US-based Deeyah is due in London next month to promote a new single and video, released tomorrow. But the track “What Will It Be?” has already outraged hardline Islamists here as it promotes women’s rights.
Her performances with a clutch of male dancers and revealing outfits have also deeply offended many Muslims. In one scene in her latest video, the singer drops a burqa covering her body to reveal a bikini.
That has attracted vitriol from some quarters. The 28-year-old singer claims that in the past she has been spat upon in the street and told that her family would be in danger if she did not tone down her work. The situation is now so bad that Deeyah feels she cannot visit Britain without protection. “I can no longer walk around without specially assigned bodyguards,” she told The Independent on Sunday. “I would be lying if I said abuse from religious fanatics didn’t upset or scare me.”
Deeyah was originally a singer of classical Indian music and lived in the UK until just over a year ago. But she claims to have been shocked by the reaction to her shift to pop music accompanied by raunchy videos.
“I had no plan to court controversy or anger people in my community. I wanted to make people think and confront my own fears as a Muslim woman,” she said. Soon, though, she was dubbed “the Muslim Madonna”. And then came hate mail and abuse from extremists.
“I have been on the verge of a breakdown. Middle-aged men have spat at me in the street and I have had people phone me and tell me they were going to cut me up into pieces. I became this figure of hate simply because of what I do and wear.”

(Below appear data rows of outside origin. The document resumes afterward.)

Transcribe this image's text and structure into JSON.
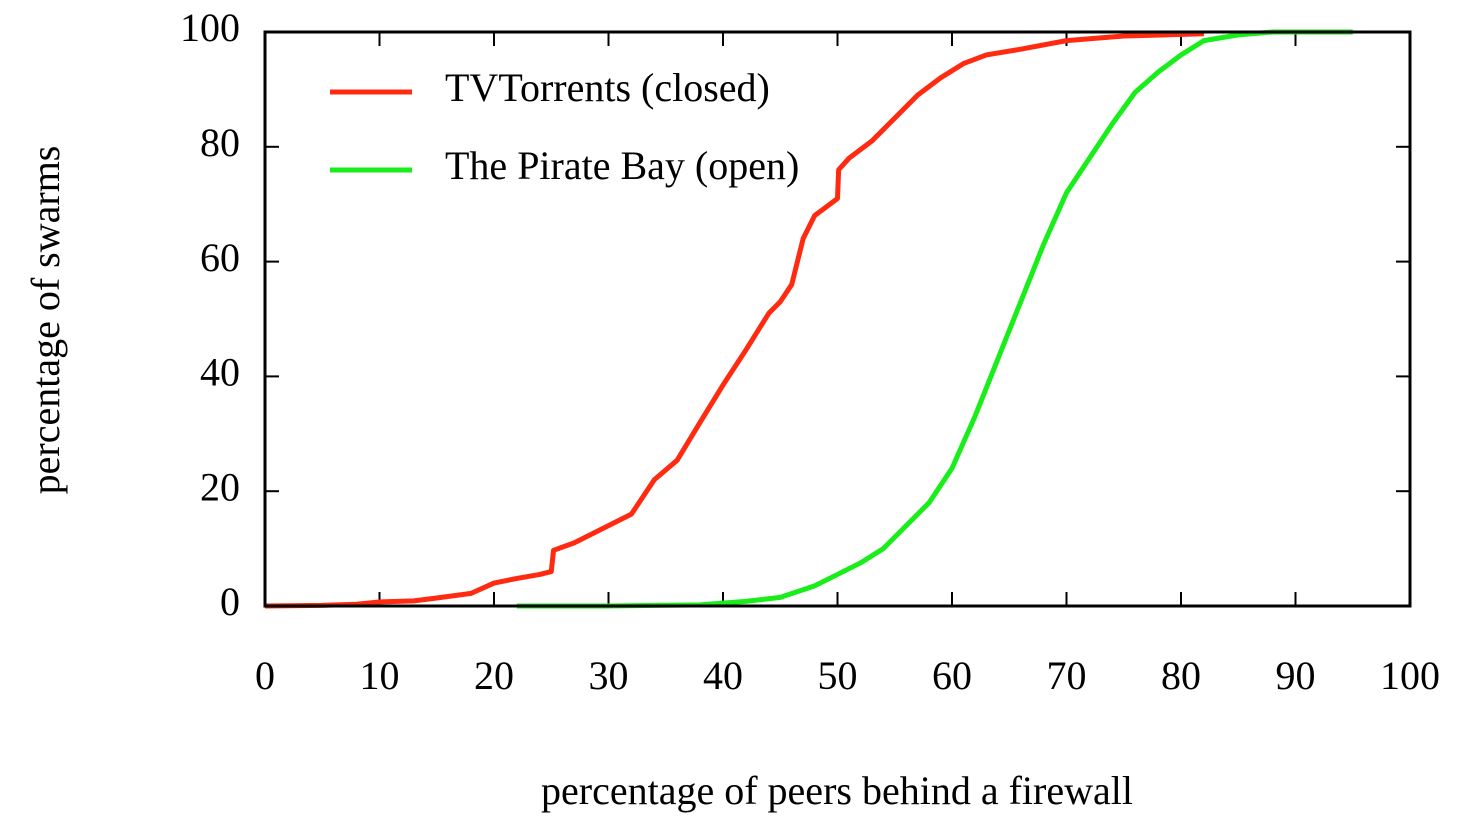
{
  "chart_data": {
    "type": "line",
    "xlabel": "percentage of peers behind a firewall",
    "ylabel": "percentage of swarms",
    "xlim": [
      0,
      100
    ],
    "xticks": [
      0,
      10,
      20,
      30,
      40,
      50,
      60,
      70,
      80,
      90,
      100
    ],
    "ylim": [
      0,
      100
    ],
    "yticks": [
      0,
      20,
      40,
      60,
      80,
      100
    ],
    "legend": "upper left",
    "grid": false,
    "series": [
      {
        "name": "TVTorrents (closed)",
        "color": "#ff2a10",
        "x": [
          0,
          5,
          8,
          10,
          13,
          15,
          18,
          20,
          22,
          24,
          25,
          25.2,
          27,
          28,
          30,
          32,
          34,
          36,
          38,
          40,
          42,
          44,
          45,
          46,
          47,
          48,
          49,
          50,
          50.1,
          51,
          53,
          55,
          57,
          59,
          61,
          63,
          66,
          70,
          75,
          82
        ],
        "values": [
          0,
          0.1,
          0.3,
          0.7,
          0.9,
          1.4,
          2.2,
          4,
          4.8,
          5.5,
          6,
          9.7,
          11,
          12,
          14,
          16,
          22,
          25.4,
          32,
          38.5,
          44.6,
          51,
          53,
          56,
          64,
          68,
          69.5,
          71,
          76,
          78,
          81,
          85,
          89,
          92,
          94.5,
          96,
          97,
          98.5,
          99.3,
          99.7
        ]
      },
      {
        "name": "The Pirate Bay (open)",
        "color": "#1aee1a",
        "x": [
          22,
          30,
          38,
          42,
          45,
          48,
          50,
          52,
          54,
          56,
          58,
          60,
          62,
          64,
          66,
          68,
          70,
          72,
          74,
          76,
          78,
          80,
          82,
          85,
          88,
          95
        ],
        "values": [
          0,
          0,
          0.2,
          0.8,
          1.5,
          3.5,
          5.5,
          7.5,
          10,
          14,
          18,
          24,
          33,
          43,
          53,
          63,
          72,
          78,
          84,
          89.5,
          93,
          96,
          98.5,
          99.5,
          100,
          100
        ]
      }
    ]
  }
}
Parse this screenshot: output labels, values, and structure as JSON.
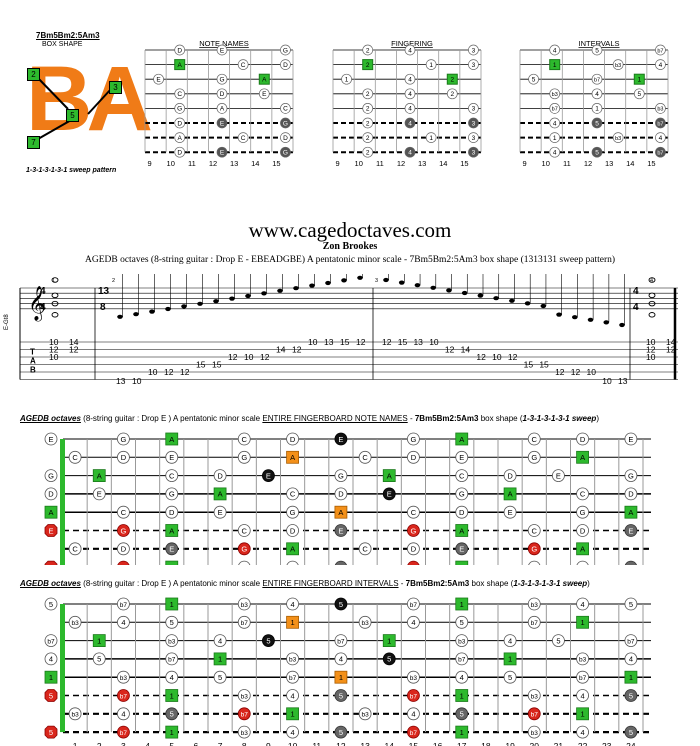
{
  "top": {
    "box_title": "7Bm5Bm2:5Am3",
    "box_subtitle": "BOX SHAPE",
    "box_letters": "BA",
    "box_badges": [
      "2",
      "3",
      "5",
      "7"
    ],
    "sweep_caption": "1-3-1-3-1-3-1 sweep pattern",
    "diagrams": [
      {
        "title": "NOTE NAMES",
        "frets": [
          "9",
          "10",
          "11",
          "12",
          "13",
          "14",
          "15"
        ]
      },
      {
        "title": "FINGERING",
        "frets": [
          "9",
          "10",
          "11",
          "12",
          "13",
          "14",
          "15"
        ]
      },
      {
        "title": "INTERVALS",
        "frets": [
          "9",
          "10",
          "11",
          "12",
          "13",
          "14",
          "15"
        ]
      }
    ]
  },
  "header": {
    "website": "www.cagedoctaves.com",
    "author": "Zon Brookes",
    "description": "AGEDB octaves (8-string guitar : Drop E - EBEADGBE) A pentatonic minor scale - 7Bm5Bm2:5Am3 box shape (1313131 sweep pattern)"
  },
  "notation": {
    "instrument": "E-Gt8",
    "time_start": [
      "4",
      "4"
    ],
    "time_mid": [
      "13",
      "8"
    ],
    "time_end": [
      "4",
      "4"
    ],
    "measure_numbers": [
      "1",
      "2",
      "3",
      "4"
    ],
    "tab_label": [
      "T",
      "A",
      "B"
    ],
    "tab_m1": [
      [
        "10",
        "14"
      ],
      [
        "12",
        "12"
      ],
      [
        "10"
      ]
    ],
    "tab_m2": [
      "13",
      "10",
      "10",
      "12",
      "12",
      "15",
      "15",
      "12",
      "10",
      "12",
      "14",
      "12",
      "10",
      "13",
      "15",
      "12"
    ],
    "tab_m3": [
      "12",
      "15",
      "13",
      "10",
      "12",
      "14",
      "12",
      "10",
      "12",
      "15",
      "15",
      "12",
      "12",
      "10",
      "10",
      "13"
    ],
    "tab_m4": [
      [
        "10",
        "14"
      ],
      [
        "12",
        "12"
      ],
      [
        "10"
      ]
    ]
  },
  "board1": {
    "title_bold": "AGEDB octaves",
    "title_mid": "(8-string guitar : Drop E ) A pentatonic minor scale",
    "title_underline": "ENTIRE FINGERBOARD NOTE NAMES",
    "title_dash": "-",
    "title_shape": "7Bm5Bm2:5Am3",
    "title_box": "box shape (",
    "title_sweep": "1-3-1-3-1-3-1 sweep",
    "title_close": ")"
  },
  "board2": {
    "title_bold": "AGEDB octaves",
    "title_mid": "(8-string guitar : Drop E ) A pentatonic minor scale",
    "title_underline": "ENTIRE FINGERBOARD INTERVALS",
    "title_dash": "-",
    "title_shape": "7Bm5Bm2:5Am3",
    "title_box": "box shape (",
    "title_sweep": "1-3-1-3-1-3-1 sweep",
    "title_close": ")"
  },
  "fret_numbers": [
    "1",
    "2",
    "3",
    "4",
    "5",
    "6",
    "7",
    "8",
    "9",
    "10",
    "11",
    "12",
    "13",
    "14",
    "15",
    "16",
    "17",
    "18",
    "19",
    "20",
    "21",
    "22",
    "23",
    "24"
  ],
  "colors": {
    "green": "#2db92d",
    "orange": "#f39019",
    "red": "#d9261c",
    "black": "#111111",
    "gray": "#666666"
  }
}
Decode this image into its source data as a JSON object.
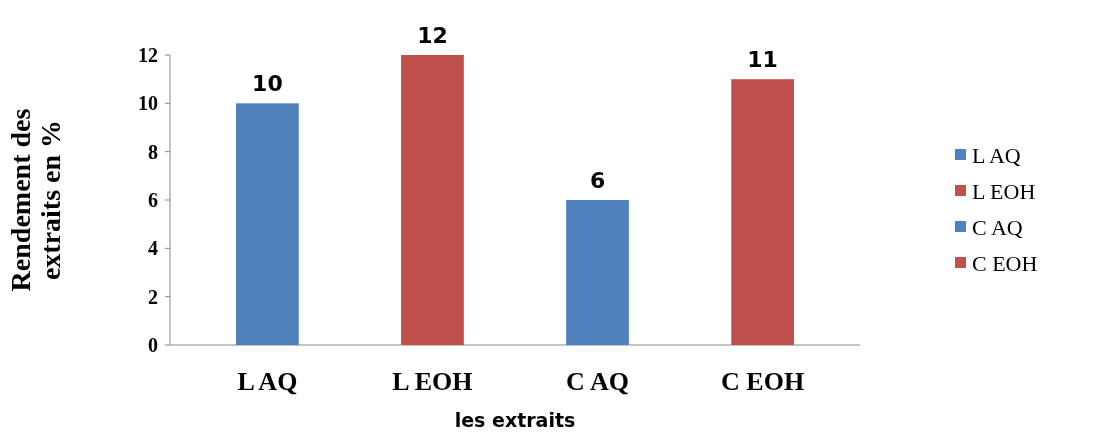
{
  "chart_data": {
    "type": "bar",
    "xlabel": "les extraits",
    "ylabel": "Rendement  des extraits en %",
    "categories": [
      "L AQ",
      "L EOH",
      "C AQ",
      "C EOH"
    ],
    "series": [
      {
        "name": "L AQ",
        "color": "#4f81bd",
        "values": [
          10,
          null,
          null,
          null
        ]
      },
      {
        "name": "L EOH",
        "color": "#c0504d",
        "values": [
          null,
          12,
          null,
          null
        ]
      },
      {
        "name": "C AQ",
        "color": "#4f81bd",
        "values": [
          null,
          null,
          6,
          null
        ]
      },
      {
        "name": "C EOH",
        "color": "#c0504d",
        "values": [
          null,
          null,
          null,
          11
        ]
      }
    ],
    "ylim": [
      0,
      12
    ],
    "yticks": [
      0,
      2,
      4,
      6,
      8,
      10,
      12
    ],
    "data_labels": true,
    "legend": "right",
    "grid": false
  }
}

Despite moving to Atlanta last year, a UK-based campaign against her has continued. Her website has been plagued by aggressive bloggers, and threatening calls pour in. Despite this, Deeyah, who was born in Norway of Iranian and Pakistani parentage, remains keen to return to Britain. “I miss London,” she said, adding that she wanted to inspire British Muslim women.
“I receive letters and emails from women saying I am doing a good job. Putting my life at risk no longer bothers me. That so many women – Muslim women included – are abused by people in their own religion and communities does.”